When the first quarter of 2020 ended, it became clearly evident what impact the pandemic had on e-tailers.

  • Walmart posted sales up 74%.

  • Amazon posted an increase of 26%.

  • Target showed a whopping increase of 131%, and their April numbers are up a staggering 282%, year-to-year.

  • InstaCart is looking to hire 300,000 full-service shoppers.

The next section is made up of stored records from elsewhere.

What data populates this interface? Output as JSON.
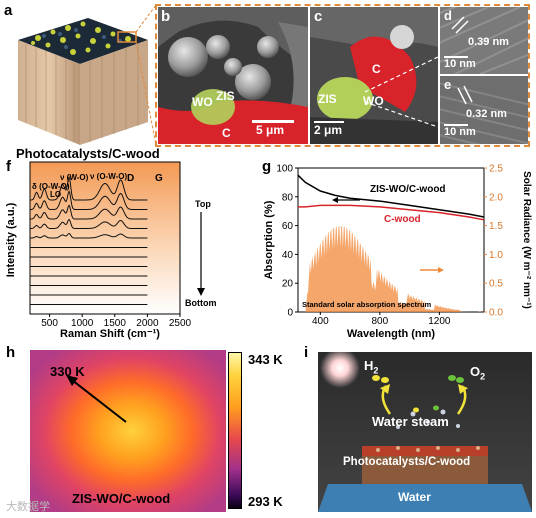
{
  "panels": {
    "a": {
      "letter": "a",
      "caption": "Photocatalysts/C-wood"
    },
    "b": {
      "letter": "b",
      "labels": {
        "zis": "ZIS",
        "wo": "WO",
        "c": "C"
      },
      "scale": "5 μm"
    },
    "c": {
      "letter": "c",
      "labels": {
        "zis": "ZIS",
        "wo": "WO",
        "c": "C"
      },
      "scale": "2 μm"
    },
    "d": {
      "letter": "d",
      "spacing": "0.39 nm",
      "scale": "10 nm"
    },
    "e": {
      "letter": "e",
      "spacing": "0.32 nm",
      "scale": "10 nm"
    },
    "f": {
      "letter": "f",
      "peaks": {
        "wo": "ν (W-O)",
        "owo": "ν (O-W-O)",
        "delta_owo": "δ (O-W-O)",
        "lo": "LO",
        "d": "D",
        "g": "G"
      },
      "top": "Top",
      "bottom": "Bottom"
    },
    "g": {
      "letter": "g",
      "legend_zis": "ZIS-WO/C-wood",
      "legend_cwood": "C-wood",
      "spectrum_label": "Standard solar absorption spectrum"
    },
    "h": {
      "letter": "h",
      "temp_marker": "330 K",
      "caption": "ZIS-WO/C-wood",
      "colorbar_max": "343 K",
      "colorbar_min": "293 K"
    },
    "i": {
      "letter": "i",
      "h2": "H",
      "h2_sub": "2",
      "o2": "O",
      "o2_sub": "2",
      "steam": "Water steam",
      "caption": "Photocatalysts/C-wood",
      "water": "Water"
    }
  },
  "watermark": "大数据学",
  "colors": {
    "orange": "#f0883a",
    "red": "#d8232a",
    "panel_border": "#e08a3c"
  },
  "chart_data": [
    {
      "type": "line",
      "panel": "f",
      "xlabel": "Raman Shift (cm⁻¹)",
      "ylabel": "Intensity (a.u.)",
      "xlim": [
        200,
        2500
      ],
      "xticks": [
        500,
        1000,
        1500,
        2000,
        2500
      ],
      "series_count": 12
    },
    {
      "type": "line",
      "panel": "g",
      "xlabel": "Wavelength (nm)",
      "ylabel": "Absorption (%)",
      "ylabel_right": "Solar Radiance (W m⁻² nm⁻¹)",
      "xlim": [
        250,
        1500
      ],
      "ylim": [
        0,
        100
      ],
      "ylim_right": [
        0,
        2.5
      ],
      "xticks": [
        400,
        800,
        1200
      ],
      "yticks": [
        0,
        20,
        40,
        60,
        80,
        100
      ],
      "yticks_right": [
        0.0,
        0.5,
        1.0,
        1.5,
        2.0,
        2.5
      ],
      "series": [
        {
          "name": "ZIS-WO/C-wood",
          "x": [
            250,
            300,
            400,
            500,
            600,
            800,
            1000,
            1200,
            1400,
            1500
          ],
          "y": [
            95,
            90,
            84,
            81,
            79,
            77,
            74,
            71,
            68,
            66
          ]
        },
        {
          "name": "C-wood",
          "x": [
            250,
            300,
            400,
            600,
            800,
            1000,
            1200,
            1400,
            1500
          ],
          "y": [
            73,
            73,
            74,
            74,
            73,
            71,
            69,
            66,
            64
          ]
        }
      ]
    }
  ]
}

  • Shipt is adding 1000s of shoppers in multiple cities across the US, already having hired approximately 70,000 new shoppers in March or so.

  • Even UPS is increasing the focus on e-commerce. This May they announced The UPS Customer Technology Program offering discounts and support on all aspects of running an e-commerce business. Both for businesses wanting to expand existing e-commerce business, or businesses wanting to expand into e-commerce.

These changes are a direct result of all but 5 of the 50 US states issuing various Stay-At-Home orders to some extent - do not expect life to return to the 2019 "normal" anytime soon. Or anytime for that matter. People’s habits have changed as a result, and those habits are quickly becoming the new norm.

Is the timing right for increased Ad spending

In our opinion, Yes. The old saying still holds true: “When times are good you should advertise. When times are bad, you must advertise.”

There are numerous ways in which staying the course now or even increasing your online presence now will set your business up to reap the benefits once the economy begins its rebound.

  • Your budget can stretch farther in an ad space with less competition.

  • You will grab a larger share of the voice, and that larger share typically leads to a larger share of the market.

  • Keeping your brand in front of consumers during hard times can strengthen your corporate image of stability, and gain valuable customer trust.


Despite the economic and mental toll that the pandemic is taking on us all, it is also the right time for businesses, especially smaller businesses, to lay the groundwork for future growth and stability by keeping their name front and center in advertising, especially thinking on terms of "local".

Whether the goal is to sell nationally or to bring local customers into a brick and
mortar store, Google and Microsoft Ad campaigns must be a crucial element in your plan forward. We cannot change
the current world developments and how the market place changed at record speed, but we can adapt and capitalize on the opportunities presented to us.

Inspiring words

Advertising expenditure and the results that it yields will always be lazed with a fair amount of uncertainty and guesswork. Sam Walton, the founder of Wal-Mart, may have said it best when asked about advertising through a recession.

When asked, ‘What do you think about a recession?’ he responded, ‘I thought about it and decided not to participate.’